Last month, during the first ten days of Muharram, we did a couple of activities to discuss some of the companions of Imam Hussain (AS). Today, I’m going to post one of those activities.
In Karbala, Hazrat Hur (AS) had a big decision to make. A decision with huge consequences.
On the one hand, Hazrat Hur (AS) could stay where he was, and continue to hurt Imam Hussain (AS) and his family and friends. However, he knew that this decision was sure to lead to Jahannum, or hell-fire.
On the other hand, Hazrat Hur (AS) could go to Imam Hussain (AS) and ask for his forgiveness. He knew that if he did this, he would go to Jannah, or heaven.
Hazrat Hur (AS) could see the two choices he had, and what would happen if he made each choice.
To illustrate this, we made binoculars. Just like we can use binoculars to see far away, we can use THESE binoculars to see the far-reaching consequences of our decisions.
On one side of the binoculars, we drew a picture of fire to represent Jahannum, and on the other side, we drew a picture of trees and flowers to represent Jannah. Please excuse the messy artwork – but it gets the point across!
Whenever you need to make a decision, you can see the consequences on each side. This can help us make better decisions.
For our binoculars, we made a simple version of what we made in Ramadhan. We used a paper towel roll, cut in half. We taped both halves together in a binocular shape. Then we traced the end of the paper towel roll on a piece of paper and cut the circles. We drew an image on each circle and taped it to one end of the binoculars.

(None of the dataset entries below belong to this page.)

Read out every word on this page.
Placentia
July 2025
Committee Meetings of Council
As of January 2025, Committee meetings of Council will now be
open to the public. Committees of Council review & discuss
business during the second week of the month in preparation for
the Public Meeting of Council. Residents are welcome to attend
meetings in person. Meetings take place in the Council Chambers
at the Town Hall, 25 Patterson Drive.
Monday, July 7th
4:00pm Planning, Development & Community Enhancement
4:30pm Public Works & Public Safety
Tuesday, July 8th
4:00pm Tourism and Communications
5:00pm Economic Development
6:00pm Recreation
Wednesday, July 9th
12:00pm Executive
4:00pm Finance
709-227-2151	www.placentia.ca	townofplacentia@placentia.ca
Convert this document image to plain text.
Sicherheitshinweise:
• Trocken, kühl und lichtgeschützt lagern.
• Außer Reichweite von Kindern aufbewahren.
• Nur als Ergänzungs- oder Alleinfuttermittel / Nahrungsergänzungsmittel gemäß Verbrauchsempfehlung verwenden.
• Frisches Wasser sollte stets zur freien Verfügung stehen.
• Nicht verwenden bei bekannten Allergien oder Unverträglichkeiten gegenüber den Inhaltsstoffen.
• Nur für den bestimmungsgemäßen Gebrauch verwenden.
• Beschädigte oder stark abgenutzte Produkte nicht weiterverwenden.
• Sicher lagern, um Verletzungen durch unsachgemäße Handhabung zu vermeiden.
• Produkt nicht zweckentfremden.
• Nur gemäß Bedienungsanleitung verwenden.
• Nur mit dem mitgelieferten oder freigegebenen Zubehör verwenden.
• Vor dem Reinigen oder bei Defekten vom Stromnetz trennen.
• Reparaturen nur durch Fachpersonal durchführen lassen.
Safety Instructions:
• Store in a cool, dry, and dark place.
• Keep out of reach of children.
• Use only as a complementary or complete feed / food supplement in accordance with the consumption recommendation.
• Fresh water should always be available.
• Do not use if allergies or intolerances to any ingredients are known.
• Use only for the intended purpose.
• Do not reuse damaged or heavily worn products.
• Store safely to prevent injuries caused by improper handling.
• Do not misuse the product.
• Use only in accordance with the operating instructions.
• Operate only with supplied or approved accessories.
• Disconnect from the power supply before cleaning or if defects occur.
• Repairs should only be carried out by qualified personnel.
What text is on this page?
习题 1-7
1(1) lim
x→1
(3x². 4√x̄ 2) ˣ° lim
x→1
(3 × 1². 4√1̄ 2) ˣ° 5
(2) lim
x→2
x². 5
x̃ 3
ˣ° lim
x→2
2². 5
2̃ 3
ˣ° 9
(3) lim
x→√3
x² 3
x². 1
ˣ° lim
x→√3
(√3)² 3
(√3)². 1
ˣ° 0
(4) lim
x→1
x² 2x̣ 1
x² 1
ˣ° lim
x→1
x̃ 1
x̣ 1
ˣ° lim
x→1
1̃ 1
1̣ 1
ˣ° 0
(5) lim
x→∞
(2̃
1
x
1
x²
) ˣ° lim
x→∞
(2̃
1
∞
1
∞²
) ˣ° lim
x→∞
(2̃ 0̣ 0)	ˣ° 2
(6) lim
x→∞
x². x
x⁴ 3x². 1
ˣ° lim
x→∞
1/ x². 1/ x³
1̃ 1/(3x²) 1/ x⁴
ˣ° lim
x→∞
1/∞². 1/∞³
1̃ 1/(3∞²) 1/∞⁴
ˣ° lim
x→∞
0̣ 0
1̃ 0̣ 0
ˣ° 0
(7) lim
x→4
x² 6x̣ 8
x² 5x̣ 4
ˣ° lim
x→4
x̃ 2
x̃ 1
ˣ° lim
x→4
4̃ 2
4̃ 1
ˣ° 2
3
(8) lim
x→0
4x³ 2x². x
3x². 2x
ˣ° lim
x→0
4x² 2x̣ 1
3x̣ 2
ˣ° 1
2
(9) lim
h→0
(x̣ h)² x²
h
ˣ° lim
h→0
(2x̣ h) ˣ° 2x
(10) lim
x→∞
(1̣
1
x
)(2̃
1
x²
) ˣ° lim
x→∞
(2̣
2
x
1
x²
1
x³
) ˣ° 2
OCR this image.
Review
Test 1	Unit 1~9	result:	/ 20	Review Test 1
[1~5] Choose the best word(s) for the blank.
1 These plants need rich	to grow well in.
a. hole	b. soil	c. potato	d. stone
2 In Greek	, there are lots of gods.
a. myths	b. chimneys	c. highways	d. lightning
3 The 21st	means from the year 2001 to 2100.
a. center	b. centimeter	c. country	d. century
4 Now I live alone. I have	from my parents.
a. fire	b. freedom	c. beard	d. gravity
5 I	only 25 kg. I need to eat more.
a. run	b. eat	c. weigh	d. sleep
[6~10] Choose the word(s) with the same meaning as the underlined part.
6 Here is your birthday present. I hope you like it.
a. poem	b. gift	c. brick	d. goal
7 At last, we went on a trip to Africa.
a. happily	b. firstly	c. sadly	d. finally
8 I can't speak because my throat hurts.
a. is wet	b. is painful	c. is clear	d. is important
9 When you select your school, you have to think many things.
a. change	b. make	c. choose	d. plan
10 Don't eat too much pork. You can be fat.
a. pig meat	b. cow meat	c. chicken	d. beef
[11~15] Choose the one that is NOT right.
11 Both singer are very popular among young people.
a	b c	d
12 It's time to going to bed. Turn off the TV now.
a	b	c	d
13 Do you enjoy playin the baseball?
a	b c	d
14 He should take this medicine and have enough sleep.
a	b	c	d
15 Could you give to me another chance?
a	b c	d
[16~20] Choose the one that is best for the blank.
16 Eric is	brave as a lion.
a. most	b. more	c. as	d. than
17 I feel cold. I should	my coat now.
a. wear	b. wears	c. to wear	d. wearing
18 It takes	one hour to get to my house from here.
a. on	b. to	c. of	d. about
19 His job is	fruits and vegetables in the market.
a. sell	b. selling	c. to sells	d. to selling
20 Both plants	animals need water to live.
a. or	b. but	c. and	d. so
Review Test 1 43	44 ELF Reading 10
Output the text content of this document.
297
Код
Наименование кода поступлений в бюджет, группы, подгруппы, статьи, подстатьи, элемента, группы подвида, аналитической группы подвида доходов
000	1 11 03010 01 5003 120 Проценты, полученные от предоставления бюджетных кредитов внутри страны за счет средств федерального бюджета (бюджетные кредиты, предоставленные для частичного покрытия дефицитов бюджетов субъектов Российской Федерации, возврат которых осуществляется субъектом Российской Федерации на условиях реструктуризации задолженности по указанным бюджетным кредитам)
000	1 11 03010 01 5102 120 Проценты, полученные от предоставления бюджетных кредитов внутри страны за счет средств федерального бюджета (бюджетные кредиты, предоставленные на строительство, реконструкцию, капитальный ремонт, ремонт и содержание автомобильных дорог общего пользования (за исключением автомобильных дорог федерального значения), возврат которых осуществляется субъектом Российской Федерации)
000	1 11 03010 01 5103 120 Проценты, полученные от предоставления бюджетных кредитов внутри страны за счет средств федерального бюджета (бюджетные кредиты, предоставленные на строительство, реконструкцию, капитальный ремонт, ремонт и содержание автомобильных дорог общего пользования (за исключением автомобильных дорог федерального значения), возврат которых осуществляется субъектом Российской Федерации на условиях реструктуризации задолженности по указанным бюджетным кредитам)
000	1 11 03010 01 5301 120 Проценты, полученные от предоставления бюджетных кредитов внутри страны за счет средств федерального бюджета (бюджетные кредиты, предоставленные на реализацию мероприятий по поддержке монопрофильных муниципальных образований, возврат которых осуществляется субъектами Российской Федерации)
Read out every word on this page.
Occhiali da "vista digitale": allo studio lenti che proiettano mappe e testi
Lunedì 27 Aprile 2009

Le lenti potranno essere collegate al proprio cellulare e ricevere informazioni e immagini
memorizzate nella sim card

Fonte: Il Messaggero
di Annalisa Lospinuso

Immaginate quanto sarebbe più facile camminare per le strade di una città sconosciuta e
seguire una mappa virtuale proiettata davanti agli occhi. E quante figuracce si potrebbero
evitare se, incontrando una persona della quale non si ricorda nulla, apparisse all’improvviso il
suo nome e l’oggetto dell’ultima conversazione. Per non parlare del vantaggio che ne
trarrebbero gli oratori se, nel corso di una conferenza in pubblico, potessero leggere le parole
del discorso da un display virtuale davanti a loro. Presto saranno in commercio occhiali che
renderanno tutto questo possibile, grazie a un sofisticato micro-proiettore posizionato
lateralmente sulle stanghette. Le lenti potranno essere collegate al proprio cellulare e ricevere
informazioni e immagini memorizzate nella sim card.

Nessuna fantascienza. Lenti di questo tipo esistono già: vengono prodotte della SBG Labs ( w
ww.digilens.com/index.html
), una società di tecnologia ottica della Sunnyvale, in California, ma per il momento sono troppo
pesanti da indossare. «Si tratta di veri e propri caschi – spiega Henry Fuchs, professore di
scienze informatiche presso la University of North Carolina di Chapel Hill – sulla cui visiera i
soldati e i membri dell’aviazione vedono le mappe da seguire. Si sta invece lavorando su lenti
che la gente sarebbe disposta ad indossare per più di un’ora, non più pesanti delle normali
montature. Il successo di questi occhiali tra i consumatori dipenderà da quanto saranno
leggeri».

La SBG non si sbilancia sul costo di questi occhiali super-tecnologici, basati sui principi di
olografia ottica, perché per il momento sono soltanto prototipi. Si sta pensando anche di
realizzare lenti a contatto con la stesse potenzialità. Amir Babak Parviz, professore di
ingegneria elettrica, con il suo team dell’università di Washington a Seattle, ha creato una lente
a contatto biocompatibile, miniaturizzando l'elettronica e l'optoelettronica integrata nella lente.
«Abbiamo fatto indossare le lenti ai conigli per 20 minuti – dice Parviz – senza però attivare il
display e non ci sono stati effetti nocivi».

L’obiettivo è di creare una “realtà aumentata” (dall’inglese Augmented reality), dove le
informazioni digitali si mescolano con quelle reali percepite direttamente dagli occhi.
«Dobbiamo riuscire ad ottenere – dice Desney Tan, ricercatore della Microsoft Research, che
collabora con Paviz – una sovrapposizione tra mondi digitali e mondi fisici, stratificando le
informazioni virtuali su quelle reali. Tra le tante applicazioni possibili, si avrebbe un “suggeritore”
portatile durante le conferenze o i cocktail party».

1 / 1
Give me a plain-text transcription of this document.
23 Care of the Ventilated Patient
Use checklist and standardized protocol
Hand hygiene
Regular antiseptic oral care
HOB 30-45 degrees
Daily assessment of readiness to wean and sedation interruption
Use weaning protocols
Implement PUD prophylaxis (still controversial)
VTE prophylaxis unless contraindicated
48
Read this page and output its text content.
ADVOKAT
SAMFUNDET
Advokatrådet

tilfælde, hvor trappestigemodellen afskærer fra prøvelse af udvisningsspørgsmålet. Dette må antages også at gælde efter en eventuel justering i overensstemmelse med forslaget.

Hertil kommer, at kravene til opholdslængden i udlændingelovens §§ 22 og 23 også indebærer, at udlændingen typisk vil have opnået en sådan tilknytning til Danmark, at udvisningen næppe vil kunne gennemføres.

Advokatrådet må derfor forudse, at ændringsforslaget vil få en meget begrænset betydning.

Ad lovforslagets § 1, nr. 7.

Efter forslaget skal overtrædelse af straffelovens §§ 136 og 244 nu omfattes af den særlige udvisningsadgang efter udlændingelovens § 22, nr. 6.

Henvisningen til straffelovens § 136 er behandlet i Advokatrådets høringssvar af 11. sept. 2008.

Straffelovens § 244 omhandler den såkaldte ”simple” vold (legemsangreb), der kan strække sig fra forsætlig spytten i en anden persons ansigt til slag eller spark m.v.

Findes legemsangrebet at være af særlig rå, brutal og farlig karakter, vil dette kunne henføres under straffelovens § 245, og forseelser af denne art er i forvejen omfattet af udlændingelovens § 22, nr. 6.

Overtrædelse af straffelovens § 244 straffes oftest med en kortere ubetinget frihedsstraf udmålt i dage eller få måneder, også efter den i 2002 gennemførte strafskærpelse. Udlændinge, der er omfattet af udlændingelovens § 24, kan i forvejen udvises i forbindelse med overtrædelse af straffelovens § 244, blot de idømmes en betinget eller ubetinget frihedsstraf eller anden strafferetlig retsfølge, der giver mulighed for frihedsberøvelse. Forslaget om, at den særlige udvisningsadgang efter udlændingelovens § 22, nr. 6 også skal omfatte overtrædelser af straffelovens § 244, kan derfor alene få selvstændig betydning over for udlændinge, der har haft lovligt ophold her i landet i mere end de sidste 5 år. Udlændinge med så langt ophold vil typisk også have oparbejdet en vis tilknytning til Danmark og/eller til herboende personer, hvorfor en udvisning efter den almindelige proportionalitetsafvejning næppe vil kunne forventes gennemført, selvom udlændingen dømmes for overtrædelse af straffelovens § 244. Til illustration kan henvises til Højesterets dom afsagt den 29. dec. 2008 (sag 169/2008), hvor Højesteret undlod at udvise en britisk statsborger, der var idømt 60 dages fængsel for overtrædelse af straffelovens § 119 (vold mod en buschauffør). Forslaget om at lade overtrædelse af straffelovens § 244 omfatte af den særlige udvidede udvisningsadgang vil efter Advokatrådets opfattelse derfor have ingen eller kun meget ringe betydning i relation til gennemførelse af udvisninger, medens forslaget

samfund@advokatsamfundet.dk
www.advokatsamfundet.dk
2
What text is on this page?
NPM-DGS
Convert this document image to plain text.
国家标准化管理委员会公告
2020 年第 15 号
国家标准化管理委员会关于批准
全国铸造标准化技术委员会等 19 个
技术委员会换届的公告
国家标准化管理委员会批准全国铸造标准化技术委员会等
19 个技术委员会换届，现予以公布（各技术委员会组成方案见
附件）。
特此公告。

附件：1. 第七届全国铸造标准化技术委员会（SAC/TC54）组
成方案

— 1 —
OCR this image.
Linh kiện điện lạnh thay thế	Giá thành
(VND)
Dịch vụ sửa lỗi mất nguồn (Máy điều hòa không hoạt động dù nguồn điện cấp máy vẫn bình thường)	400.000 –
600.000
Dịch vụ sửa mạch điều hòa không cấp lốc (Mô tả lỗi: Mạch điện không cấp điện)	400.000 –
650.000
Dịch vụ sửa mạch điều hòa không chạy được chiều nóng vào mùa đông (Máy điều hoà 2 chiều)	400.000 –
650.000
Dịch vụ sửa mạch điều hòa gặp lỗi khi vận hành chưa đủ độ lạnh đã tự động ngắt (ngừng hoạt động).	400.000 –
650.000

We realized that if we block off the end of the binoculars, then the light is blocked off and we can’t see. It’s obvious in hindsight, but I didn’t realize it until that moment. So to compensate, I taped the images very loosely, only on one side, so we could move and manipulate the flap to allow more light in.
If I were making these binoculars again, I would use a clear plastic, and draw on it with a permanent marker, without coloring in the illustration completely. That way, light could enter through the clear plastic, to make the binoculars more useful.